Asthma has been treated by vitamin D supplement in at least three adult random controlled trials (RCT). Arshi et al. conducted an RCT enrolling 130 patients with moderate persistent asthma and found vitamin D supplementation to be associated with asthma controllers that could significantly improve FEV1 in mild to moderate persistent asthma after 24 weeks [34]. In addition, Yadav and Mittal reported monthly doses of 60,000 IU vitamin D3 significantly reduced the number of exacerbations as compared with placebo and PEFR significantly increased in the treatment group [35]. Moreover, the study by De Groot et al. conducted an RCT involving 44 patients with nonatopic asthma and found vitamin D supplementation reduced eosinophilic airway inflammation among patients with nonatopic asthma with severe eosinophilic airway inflammation [36]. However, Castro et al. studied RCT involving 408 adult asthmatic patients and concluded vitamin D3 did not reduce the rate of exacerbation among adults with persistent asthma and vitamin D insufficiency [37]. In addition, Martineau et al. conducted an RCT comprising 250 adults with asthma in London and reported bolus-dose vitamin D3 supplementation did not influence time to exacerbation in a population of adults with asthma [38]. The more recent RCT results suggest likely interactions of the vitamin D acute respiratory tract infection association by baseline vitamin D status (i.e., vitamin D deficient individuals receive more benefit than those with normal concentrations) and possibly greater advantage for subgroups that are at higher risk of acute respiratory tract infection, such as young children, older adults, or individuals with immune defects [39]. Providing vitamin D supplements to improve asthma symptoms and treatment is controversial.
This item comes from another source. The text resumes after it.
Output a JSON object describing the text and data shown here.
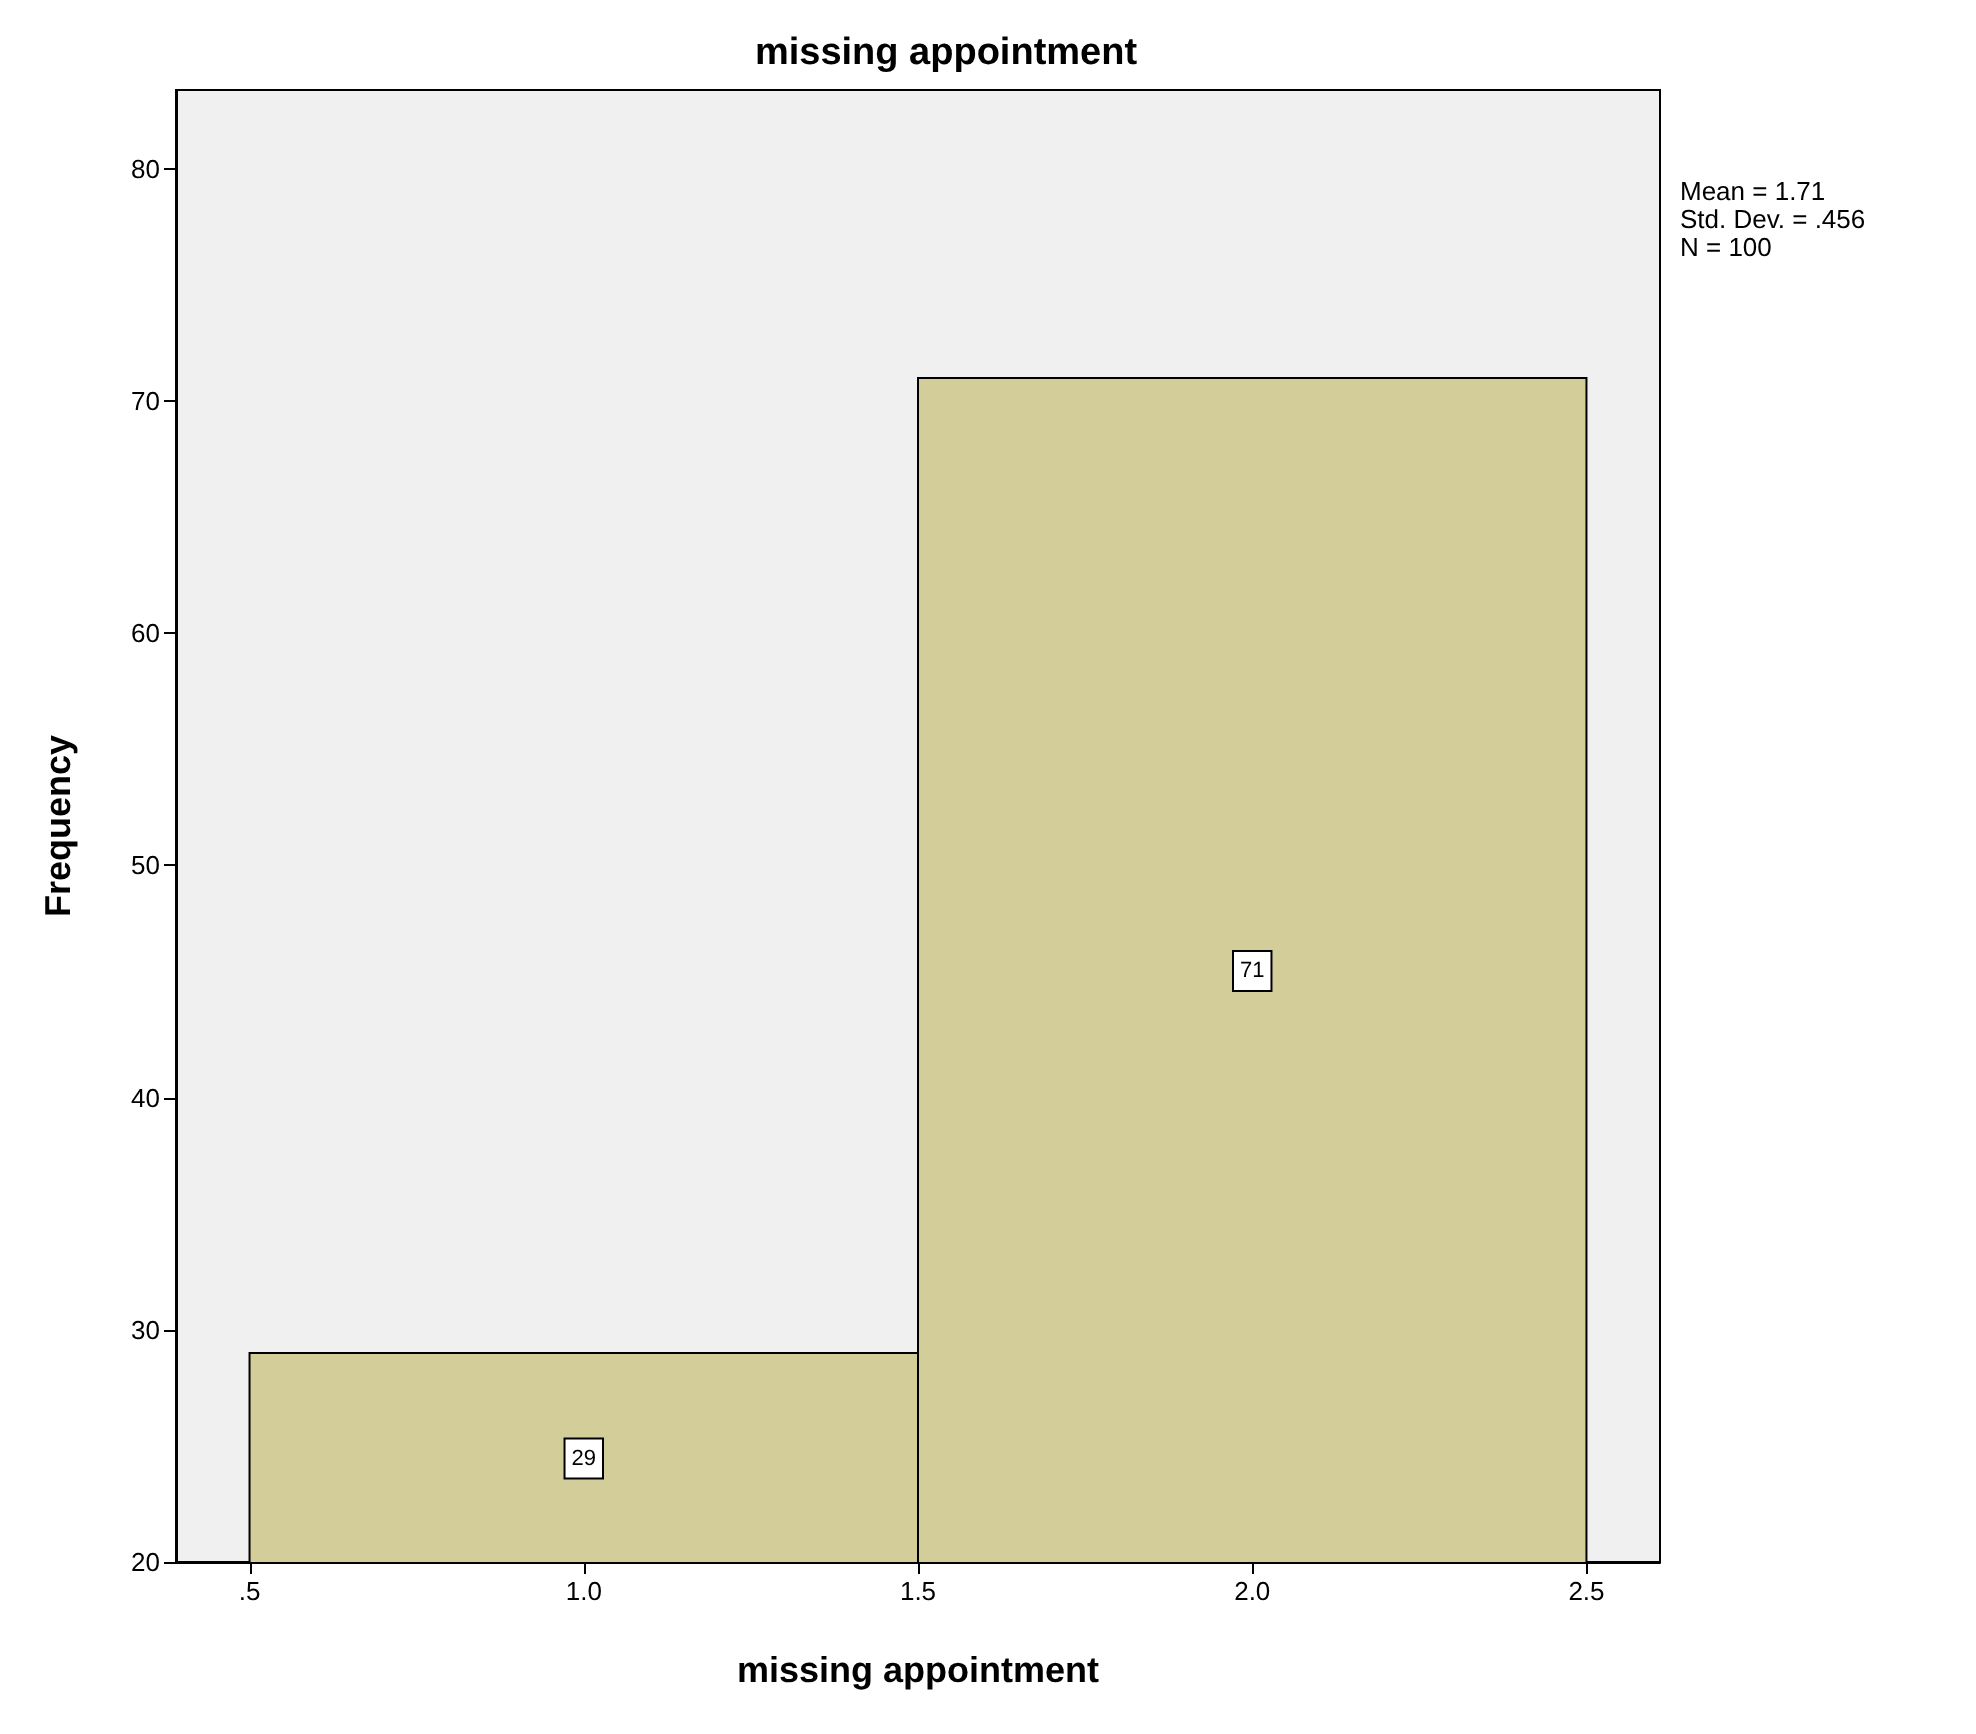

The limitation of the study is no randomized control trial and no control group in vitamin D supplement study that it is difficult to conclude the benefit of vitamin D supplement in uncontrolled asthmatic patients. It might be a placebo effect. In addition, the subjects in this study are of low number because asthma exacerbation with upper respiratory tract infection is common in Thailand; this study excluded the cause of asthma exacerbation with upper respiratory tract infection. We used vitamin D2 supplementation because the cost of the treatment is less than vitamin D3 supplementation. However, vitamin D2 supplementation is effective in increasing serum 25(OH)D level and not toxic when provided in large amounts. Further study will be planned to do randomized control trial and multicenter study to prove the benefit of vitamin D supplement in asthmatic patients.

4. Conclusion

Hypovitaminosis D was common in patients with asthma exacerbation, but the low vitamin D level did not cause asthma exacerbation. Vitamin D insufficiency and deficiency were usually found in females and the elderly. Lower vitamin D level increased the difficulty in controlling asthma. Vitamin D supplements provided to uncontrolled asthmatic patients help to control asthma symptoms. The study showed the benefits of examining serum 25(OH)D and providing vitamin D supplements to uncontrolled asthmatic patients.


25(OH)D:25-Hydroxyvitamin D
ACT:Asthma control test
PEFR:Peak expiratory flow rate.

Competing Interests

The authors declare that they have no competing interests.


The authors wish to acknowledge Mrs. Jitta Tubkate for help with subject recruitment. The project was supported by funding from the Phramongkutklao Hospital.